I let the mantra sink in…a chant to shiva. Shiva, the all-pervading presence, the space that everything exists in. Shiva…the essence of all the spiritual teachings I’d followed from my youth up to this point- Mooji, Papaji, Ramana, Gangaji- they all begged the question “Who am I?”
Was I this intense tearful choked up state? No, it existed in me. Was I this sense of unworthiness? No, I was something bigger. Suddenly the energy shifted. I silently merged with the bigger me…shiva…that Self, that presence, the witness. I surrendered.
The more I let go the further I expanded as the witness. I lovingly observed my body sitting there, overwhelmed with emotion. To my surprise that little bit of space did it. My voice mystically freed up on its own and sang out.
After the kirtan ended, so did my transcendent moment. During the walk back to our ashram rooms I experienced the group talking in front of me, walking up ahead. There it was– space. This time I smiled and took it in deeply.
The space all around me now felt healthy…the medicine of shiva energy showing up for me. I hadn’t recognized it earlier in my unloveable/ victim-inflamed state.
The one thing nobody tells you about kirtan is it’s not always bliss. Rather, it provides the spaciousness & uplifting energetic current needed to process dark & vulnerable emotions in a healthy, gentle way.
Bhakti doesn’t require you to be all ‘love & light.’ It requires you to have the courage to be vulnerable.
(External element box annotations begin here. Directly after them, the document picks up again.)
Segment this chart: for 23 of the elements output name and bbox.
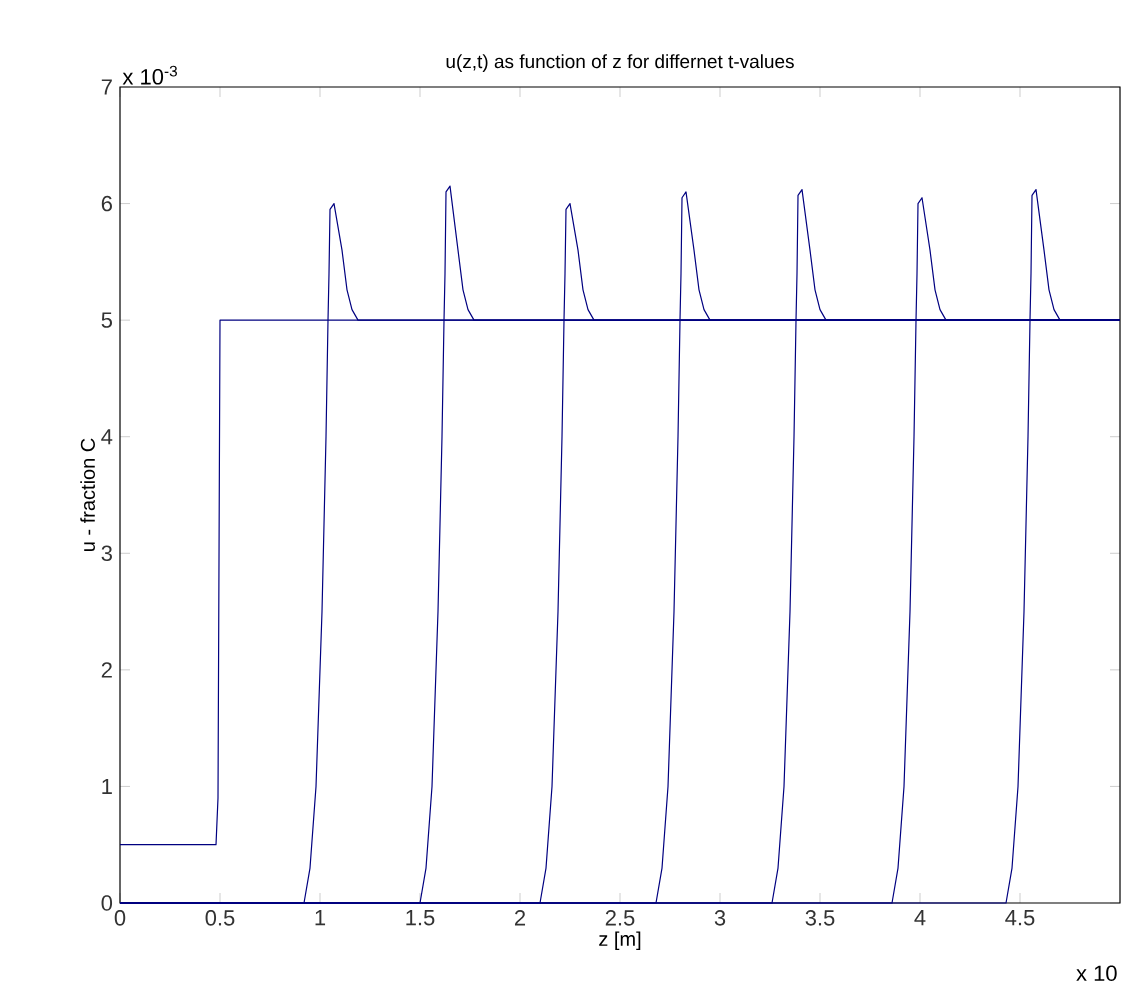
y-tick-label: 5 bbox=[101, 312, 112, 328]
y-axis-title: u - fraction C bbox=[80, 438, 95, 551]
y-tick-label: 3 bbox=[101, 545, 112, 562]
x-tick-label: 0.5 bbox=[205, 910, 235, 926]
text: x 10 bbox=[1076, 965, 1117, 981]
text: x 10$^{-3}$ bbox=[122, 65, 177, 85]
y-tick-label: 0 bbox=[101, 895, 113, 911]
x-tick-label: 3.5 bbox=[805, 910, 835, 926]
y-tick-label: 7 bbox=[101, 79, 112, 95]
chart-title: u(z,t) as function of z for differnet t-values bbox=[446, 54, 794, 72]
y-tick-label: 4 bbox=[101, 429, 113, 445]
x-tick-label: 1.5 bbox=[406, 910, 435, 926]
x-tick-label: 2.5 bbox=[605, 910, 635, 926]
x-tick-label: 3 bbox=[714, 910, 726, 926]
x-axis-title: z [m] bbox=[599, 931, 641, 951]
x-tick-label: 2 bbox=[514, 910, 526, 926]
x-tick-label: 0 bbox=[114, 910, 126, 926]
x-tick-label: 4.5 bbox=[1005, 910, 1035, 926]
y-tick-label: 6 bbox=[101, 195, 112, 212]
y-tick-label: 2 bbox=[101, 662, 112, 678]
x-tick-label: 1 bbox=[315, 910, 326, 926]
x-tick-label: 4 bbox=[914, 910, 926, 926]
y-tick-label: 1 bbox=[102, 778, 112, 794]
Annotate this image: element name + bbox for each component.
As for covering up my hair with a scarf- doing it ironically ‘uncovered’ some of my arrogance. I had first dramatized and victimized it as ‘oppression.’ Later a more relaxed, wise perspective emerged & I wrote this in my journal:
To cover my head isn’t to be oppressed. Or a victim. It’s to humble myself a little. Be open to another, older, ancient culture that I don’t understand.
I contemplated masculinity and femininity:
A woman covering up her hair is beautification…a ritual to respect/ honor natural femininity, the mystery, which is to be hidden! (Think of how our bodies exist in nature- a woman’s sexual anatomy is hidden whereas a man’s just hangs out there.) Femininity, in its truest form, is hidden, potent, magical. From that perspective, to cover up is self-respect…symbolic of respecting the sacred, divine mystery of womanhood. Covering up is powerful!
I don’t know if it was all that shiva medicine coming through the vibration of the foothills of the Himalayas, or my own optimism, maybe a little of both. But the theme of this initiation had become clear. It was time to drop the outer shell of unworthiness and meet my inner Parvati.